A few weeks ago execs of four major groups; Digital Content Next, European Publishers Council, News Media Alliance and the News Media Association, which represent over 4000 publishers including many FIPP members, issued an open letter to Google’s CEO Sundar Pichai, criticising the company for its plans for GDPR which it unveiled last month.
This was followed by a call last week between Google and the IAB Europe GDPR Transparency and Consent steering committee, which has caused more confusion and anger among global media groups over possible advertising limitations.
The signatories of the letter have two key issues with Google. Firstly the nature of its plans to address GDPR, and secondly the way in which it has left it so late to issue its guidelines.
“As the major provider of digital advertising services to publishers, we find it especially troubling that you would wait until the last-minute before the GDPR comes into force to announce these terms” the letter states. “As publishers have now little time to assess the legality or fairness of your proposal and how best to consider its impact on their own GDPR compliance plans which have been underway for a long time.”
As reported by Reuters & Ad Age, we sent a letter to Google calling out the shortcomings of their proposed solution for complying with the GDPR and why it is problematic for publishers. Our letter: https://t.co/mucexKn1AO
— Digital Content Next (@DCNorg) April 30, 2018
Consent is key
The key issue angering companies is that the Google framework implies that publishers across the globe are responsible for getting consent from their EU visitors if Google ads are served on their sites. Also that Google will be a controller of the personal data it receives from publishers and collects on publisher pages, and that Google will make unilateral decisions about how a publisher’s data is used.
“Your proposal notes that Google intends to rely on consent for its legal basis and you will require publishers to obtain legally valid consent on behalf of Google for its processing of personal data as a separate and independent controller which you directly benefit from,” states the letter.

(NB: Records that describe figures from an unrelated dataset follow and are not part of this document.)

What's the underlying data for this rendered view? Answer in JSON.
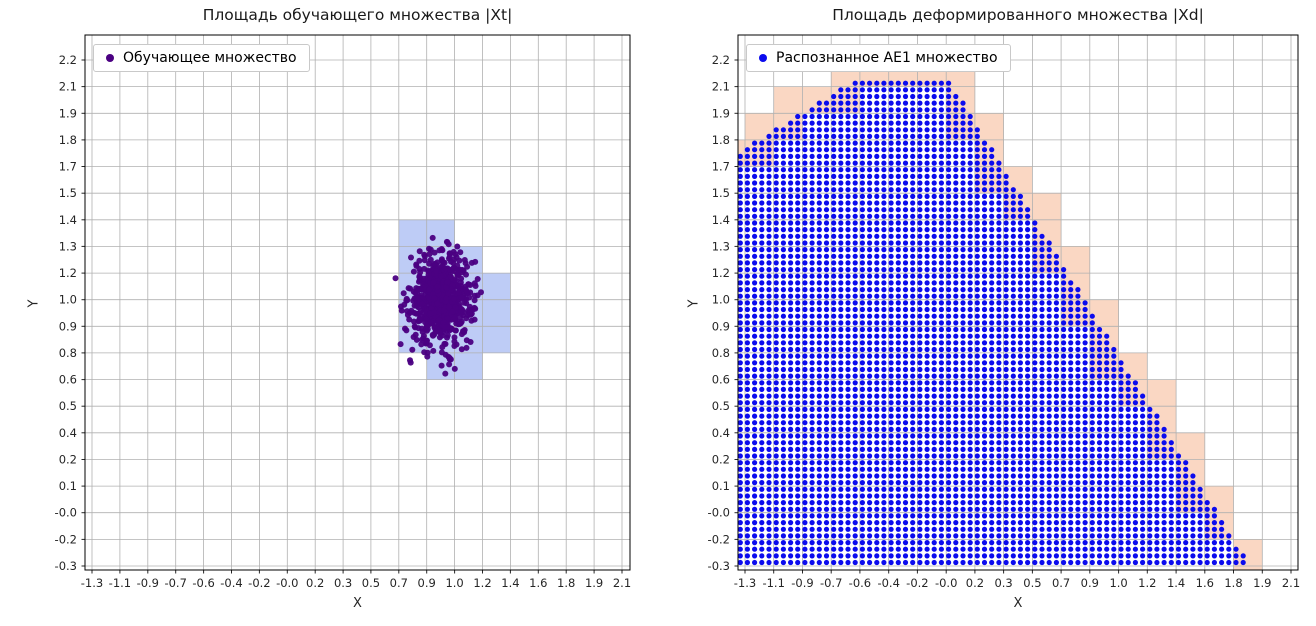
{
  "chart_data": [
    {
      "type": "scatter",
      "title": "Площадь обучающего множества |Xt|",
      "xlabel": "X",
      "ylabel": "Y",
      "grid": true,
      "legend_position": "upper left",
      "legend": [
        {
          "label": "Обучающее множество",
          "color": "#4b0082"
        }
      ],
      "x_tick_labels": [
        "-1.3",
        "-1.1",
        "-0.9",
        "-0.7",
        "-0.6",
        "-0.4",
        "-0.2",
        "-0.0",
        "0.2",
        "0.3",
        "0.5",
        "0.7",
        "0.9",
        "1.0",
        "1.2",
        "1.4",
        "1.6",
        "1.8",
        "1.9",
        "2.1"
      ],
      "y_tick_labels": [
        "2.2",
        "2.1",
        "1.9",
        "1.8",
        "1.7",
        "1.5",
        "1.4",
        "1.3",
        "1.2",
        "1.0",
        "0.9",
        "0.8",
        "0.6",
        "0.5",
        "0.4",
        "0.2",
        "0.1",
        "-0.0",
        "-0.2",
        "-0.3"
      ],
      "x_tick_span": [
        -1.3,
        2.1
      ],
      "y_tick_span": [
        -0.3,
        2.2
      ],
      "cluster": {
        "center": [
          0.94,
          1.02
        ],
        "std": [
          0.1,
          0.11
        ],
        "count": 750,
        "seed": 1234,
        "color": "#4b0082",
        "point_radius": 3
      },
      "highlight_cells": {
        "color": "rgba(110,143,235,0.45)",
        "rects": [
          [
            0.668,
            0.753,
            1.205,
            1.279
          ],
          [
            0.668,
            1.279,
            1.026,
            1.411
          ],
          [
            1.205,
            0.753,
            1.384,
            1.147
          ],
          [
            0.847,
            0.621,
            1.205,
            0.753
          ]
        ]
      },
      "grid_color": "#b0b0b0"
    },
    {
      "type": "scatter",
      "title": "Площадь деформированного множества |Xd|",
      "xlabel": "X",
      "ylabel": "Y",
      "grid": true,
      "legend_position": "upper left",
      "legend": [
        {
          "label": "Распознанное AE1 множество",
          "color": "#0b0bee"
        }
      ],
      "x_tick_labels": [
        "-1.3",
        "-1.1",
        "-0.9",
        "-0.7",
        "-0.6",
        "-0.4",
        "-0.2",
        "-0.0",
        "0.2",
        "0.3",
        "0.5",
        "0.7",
        "0.9",
        "1.0",
        "1.2",
        "1.4",
        "1.6",
        "1.8",
        "1.9",
        "2.1"
      ],
      "y_tick_labels": [
        "2.2",
        "2.1",
        "1.9",
        "1.8",
        "1.7",
        "1.5",
        "1.4",
        "1.3",
        "1.2",
        "1.0",
        "0.9",
        "0.8",
        "0.6",
        "0.5",
        "0.4",
        "0.2",
        "0.1",
        "-0.0",
        "-0.2",
        "-0.3"
      ],
      "x_tick_span": [
        -1.3,
        2.1
      ],
      "y_tick_span": [
        -0.3,
        2.2
      ],
      "region": {
        "polygon": [
          [
            -1.4,
            -0.345
          ],
          [
            -1.4,
            1.72
          ],
          [
            -0.62,
            2.1
          ],
          [
            -0.03,
            2.1
          ],
          [
            1.88,
            -0.345
          ]
        ],
        "dot_color": "#0b0bee",
        "dot_radius": 2.6,
        "dot_step_x": 0.044737,
        "dot_step_y": 0.032895,
        "dot_origin": [
          -1.3295,
          -0.3158
        ]
      },
      "boundary_cells_color": "rgba(242,140,82,0.35)",
      "grid_color": "#b0b0b0"
    }
  ]
}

“Yet you decide how and when that data may be made available to others and do not provide any details about how the data will be used by Google. By imposing your own standard for regulatory compliance Google effectively prevents publishers from being able to choose which partners to work with.”
Ultimately the letter’s signatories believe that what Google is proposing is not within the spirit of GDPR – a set of relegations, its champions claim, that was designed to protect users’ data and create openness.
By finishing the letter with a series of questions and clarifications they are pushing the ball back in Google’s court while at the same time, encouraging the guardians of GDPR to offer further guidelines on who ultimately is responsible for the data on the sites.
Google has responded by saying “Guidance about the GDPR is that consent is required for personalised advertising. We have always asked publishers to get consent for the use of our ad tech on their sites, and now we’re simply updating that requirement in line with the GDPR. Because we make decisions on data processing to help publishers optimise ad revenue, we will operate as a controller across our publisher products in line with GDPR requirements, but this designation does not give us any additional rights to their data.”
With the deadline approaching there is a possibility that publishers might be given a period of grace to resolve existing GDPR related issues. And this might include negotiations with Google to find a compromise. It would be a concession from the EU that publishers would welcome.
The second worrying development for publishers is the news shared with the IAB Europe GDPR Transparency and Consent steering committee that Google’s own consent gathering tool Funding Voices, which is currently in beta, restricts the number of partners a publisher can share content with to just 12 vendors.
This includes Google itself, SSPs, exchanges, ad servers, DSPs, DMPs, plug-ins, tracking and measurement tags and third-party data suppliers.
As an article in Adexchanger points out “twelve may sound like plenty of vendors, but the policy would severely restrict the partner ecosystem if it were widely adopted by DFP customers. Time Inc., Business Insider and ESPN, for instance, respectively have 153, 68 and 22 homepage partner tags, according to Ghostery data.”
Publishers have two obvious options. To adopt the consent tool and potentially sacrifice advertising revenue, or to use a different tool. Axel Springer (a FIPP member), for example, has its own consent tool and is apparently considering making it available to other publishers.
Larger publishers are likely to create their own tools, but small to medium sized publishers, who lack the technical or financial resources to develop a tool, may have no other choice but to adopt Funding Choices in the short least.
The next few weeks are likely to witness a lot of strong words, but compromises could be on the cards too.